Burma’s military government has said that a revised sea boundary with Bangladesh could end a fiery bilateral dispute over the ownership of offshore gas blocks in the Bay of Bengal.

The proposal was offered during talks in the Burmese capital Naypyidaw last week between Bangladesh’s additional foreign secretary M Khurshid Alam and senior Burmese officials.

The new line would be close to the existing ‘friendship line’, which runs from the current border out to sea to St Martin’s Island in the northeast of the Bay of Bengal.
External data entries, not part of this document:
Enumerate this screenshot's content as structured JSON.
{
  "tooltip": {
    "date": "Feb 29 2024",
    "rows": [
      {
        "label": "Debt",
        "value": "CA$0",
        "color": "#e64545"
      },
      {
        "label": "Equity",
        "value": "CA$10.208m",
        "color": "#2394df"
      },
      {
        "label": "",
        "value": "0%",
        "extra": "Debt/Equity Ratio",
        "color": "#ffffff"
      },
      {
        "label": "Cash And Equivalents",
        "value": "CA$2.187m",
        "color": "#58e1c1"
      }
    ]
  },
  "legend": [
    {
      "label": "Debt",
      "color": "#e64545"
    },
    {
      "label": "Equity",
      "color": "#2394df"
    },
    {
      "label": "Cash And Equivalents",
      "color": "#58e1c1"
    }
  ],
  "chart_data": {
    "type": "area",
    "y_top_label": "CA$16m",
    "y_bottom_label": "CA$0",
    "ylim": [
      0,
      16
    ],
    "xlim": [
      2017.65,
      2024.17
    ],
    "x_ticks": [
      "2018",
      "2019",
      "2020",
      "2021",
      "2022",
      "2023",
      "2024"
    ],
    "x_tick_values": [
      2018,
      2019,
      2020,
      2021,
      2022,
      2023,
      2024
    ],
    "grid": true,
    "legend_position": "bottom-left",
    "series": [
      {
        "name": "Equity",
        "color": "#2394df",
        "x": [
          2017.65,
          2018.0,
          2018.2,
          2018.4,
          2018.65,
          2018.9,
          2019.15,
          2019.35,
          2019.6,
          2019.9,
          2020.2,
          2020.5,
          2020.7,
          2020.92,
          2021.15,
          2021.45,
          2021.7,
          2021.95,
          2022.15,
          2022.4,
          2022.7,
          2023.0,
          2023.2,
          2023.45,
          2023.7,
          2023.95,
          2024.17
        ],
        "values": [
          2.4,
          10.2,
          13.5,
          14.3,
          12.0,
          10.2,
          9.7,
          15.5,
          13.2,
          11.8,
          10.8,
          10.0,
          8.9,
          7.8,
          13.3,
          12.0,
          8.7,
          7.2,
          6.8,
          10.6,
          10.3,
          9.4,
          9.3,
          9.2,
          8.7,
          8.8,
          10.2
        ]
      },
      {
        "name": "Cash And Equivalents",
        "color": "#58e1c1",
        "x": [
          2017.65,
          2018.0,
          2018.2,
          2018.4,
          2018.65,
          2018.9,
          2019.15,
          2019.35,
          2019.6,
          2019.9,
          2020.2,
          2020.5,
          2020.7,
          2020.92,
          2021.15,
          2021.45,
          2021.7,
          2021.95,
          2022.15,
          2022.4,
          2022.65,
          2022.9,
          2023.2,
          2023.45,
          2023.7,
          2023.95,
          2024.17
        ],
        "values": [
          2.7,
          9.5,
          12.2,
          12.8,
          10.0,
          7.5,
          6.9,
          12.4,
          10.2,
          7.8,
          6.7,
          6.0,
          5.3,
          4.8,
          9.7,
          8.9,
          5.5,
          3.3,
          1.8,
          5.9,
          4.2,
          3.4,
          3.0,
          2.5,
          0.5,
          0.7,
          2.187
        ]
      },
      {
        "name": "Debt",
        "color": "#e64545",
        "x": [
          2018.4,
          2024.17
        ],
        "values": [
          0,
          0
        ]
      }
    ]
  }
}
No further details on the exact demarcation of the new line have been released.

The New Age newspaper in Dhaka quoted a Bangladeshi government official as saying that “Bangladesh will now weigh the new proposal of Myanmar [Burma]”.

The dispute between the two countries erupted in November 2008 when the Burmese government effectively sold ‘blocks’ of sea, claimed by Bangladesh, for gas exploration to a South Korean company.

Relations then furthered soured after Bangladesh warned the Burmese junta to immediately suspend all activities within its declared maritime zones, and said that it would do whatever it could to “protect the nation’s assets”.

Then in May last year the Bangladeshi government reported the Burmese to the UN and asked for arbitration in the dispute, but the tension continued to rise and peaked in October as Bangladesh accused Burmese warships stationed in the Bay of Bengal of intimidating oil companies.

Now however both countries appear to be seeking a diplomatic resolution, with the latest meeting following technical talks in January. The Bangladeshi oil and gas authority, PetroBangla, has also forbidden exploration in blocks adjacent to Burmese or Indian waters until the dispute is resolved.

Last week’s meeting also coincided with a visit to China by Bangladeshi prime minister Sheikh Hasina. Dhaka is thought to have in the past appealed to Beijing on the maritime dispute.